Chapter 38:
Nature of Humans
Entering the Sunken Archive was akin to traveling back in time to a bygone era. Clinging to the enormous, cyclopean stones that were the obvious remains of this ancient location, the mist whirled around Zen's ankles. In the sunken courtyards and between the disintegrating foundations, dark, motionless water gathered, reflecting the wounded sky with a disconcerting, mirror-like placidity. The sigh of the wind through crevices in the monolithic remains or the odd, melancholy trickle of water from invisible overhangs were the only sounds to break the deep calm, which was like a thick blanket that absorbed even the sound of his own cautious tread. Ancient, moist stone, rotting flora, and that subtle, almost fossilized papery smell that suggested records long since forgotten filled the air.
Zen's senses were on high alert, and he walked very carefully. Potential "null-energy fields" in this region, where normal senses and even unusual perceptual talents could be warped or neutralized, had been forewarned about in Icor's notes. Holding his reader loosely, its screen black for the moment, he gripped one of his simplest engraved stones as a familiar grounding item rather than for any particular projection.

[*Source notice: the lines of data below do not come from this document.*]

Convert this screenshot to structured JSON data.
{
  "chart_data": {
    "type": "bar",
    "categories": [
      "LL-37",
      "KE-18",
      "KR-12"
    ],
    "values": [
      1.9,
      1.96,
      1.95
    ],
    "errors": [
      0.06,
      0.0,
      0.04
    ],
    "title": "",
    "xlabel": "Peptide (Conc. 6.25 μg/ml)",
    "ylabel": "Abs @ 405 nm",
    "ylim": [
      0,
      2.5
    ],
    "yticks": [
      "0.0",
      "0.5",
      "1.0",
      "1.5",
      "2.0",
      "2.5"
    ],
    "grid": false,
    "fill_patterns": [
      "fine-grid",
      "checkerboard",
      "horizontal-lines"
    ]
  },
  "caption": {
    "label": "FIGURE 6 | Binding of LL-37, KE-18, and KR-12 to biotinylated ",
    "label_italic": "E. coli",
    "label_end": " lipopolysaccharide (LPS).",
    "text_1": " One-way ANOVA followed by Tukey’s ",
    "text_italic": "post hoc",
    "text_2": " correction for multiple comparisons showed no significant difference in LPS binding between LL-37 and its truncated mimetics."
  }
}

Though still frustratingly elusive, the tiny psychic whispers he had detected at the precipice were clearer here. They were neither the Curator's directive declarations nor the Hill's unfiltered emotional outbursts or the Sunken Fields' melancholy lullabies. These were distinct: multi-layered, intricate, akin to the rustle of many fragile pages in a library without wind, the murmur of a thousand lost conversations that are barely audible. It was the sound of unadulterated, pure information, or maybe the lingering effects of a civilization that once depended on it for its survival.
He started his meticulous investigation, using his cartographer's eye to look for patterns in the ruins' seeming disorder. Numerous enormous blocks of stone were adorned with elaborate sculptures, but the majority had been rendered unreadable by time and the unrelenting moisture. But occasionally, a portion that was protected from the weather kept its edge. Zen stopped in front of one such panel, a huge slab of black rock that resembled basalt. Its surface was covered in deeply carved symbols that were unlike anything he had ever seen before: intricate geometric shapes entwined with stylized depictions of plants and what appeared to be flowing currents of energy.
"Not the language of the Curator's posters, nor the scrawls of the Verge," he said, his breath catching in his throat. Using a gentle brush from his equipment, he meticulously cleaned an area before starting to draw the elaborate designs in his diary. The secret to their significance was lost, but it was obvious that they were a type of advanced record-keeping.
He felt extremely lightheaded as he traced one particularly intricate glyph, a spiral that encircled a flower with many petals and from which lines of energy appeared to shoot outward to link with other, smaller symbols. For a moment, the stone in front of him appeared to shimmer as the psychic whispers in the air surged. This was followed by a brief, vivid vision of a sunlit glade with figures dressed in simple, archaic robes caring for a vibrant, pulsating tree that glowed with an inner light. Their hands did not rise in worship, but rather in a gesture of guidance or direct communion. A sense of great hope, a deep, mutually beneficial relationship with nature, and a lofty, common goal were all present.
Subsequently, the vision shattered, to be replaced by a startling clamor of discordant energies, a flash of intense anguish (not his own, but an echo), and the image of the luminous tree fading, its light distorted, its beauty tarnished by a creeping shadow. The vision disappeared, leaving Zen leaning against the icy stone with a slight metallic taste in his lips and a racing heart.
As he recorded his impressions, he said, "Psychic echo," in a slightly shaky voice. "Very localized. triggered when the glyphs are interacted with. This was an archive of preserved experience as well as stone. The "flawed logic, misguided hope, and initial corruption" that the event map had alluded to were starting to emerge as direct, if fragmented, sensory input rather than as written history.
He continued, making his way through a succession of dilapidated antechambers and what may have been enormous, reverberating hallways that were either partially immersed in the silent, dark water or exposed to the sky. He discovered a group of tiny, crystal-like fragments, little larger than his thumb, wedged in a rotting wooden coffin in one protected nook. There was a faint, inherent vitality that made them hum. His reader flashed to life sporadically when he gently picked one up, exhibiting bursts of static and untranslatable symbols before shutting down again. This may be another null-energy effect, or it could be the crystals themselves interfering. These weren't just stones; they were some kind of old data storage that was either too corrupted or beyond of his immediate reach.
He had located the documents, or at least the broken pieces of them. But it would be extremely difficult to read them, to piece together from these broken mental echoes, eroded inscriptions, and quiet, mysterious crystals the tale of this lost age and the beginning of the forest's deep-seated evil. Instead of using active sentinels to protect its secrets, the Sunken Archive used the overwhelming weight of time, decay, and the confusing static of its own broken memory.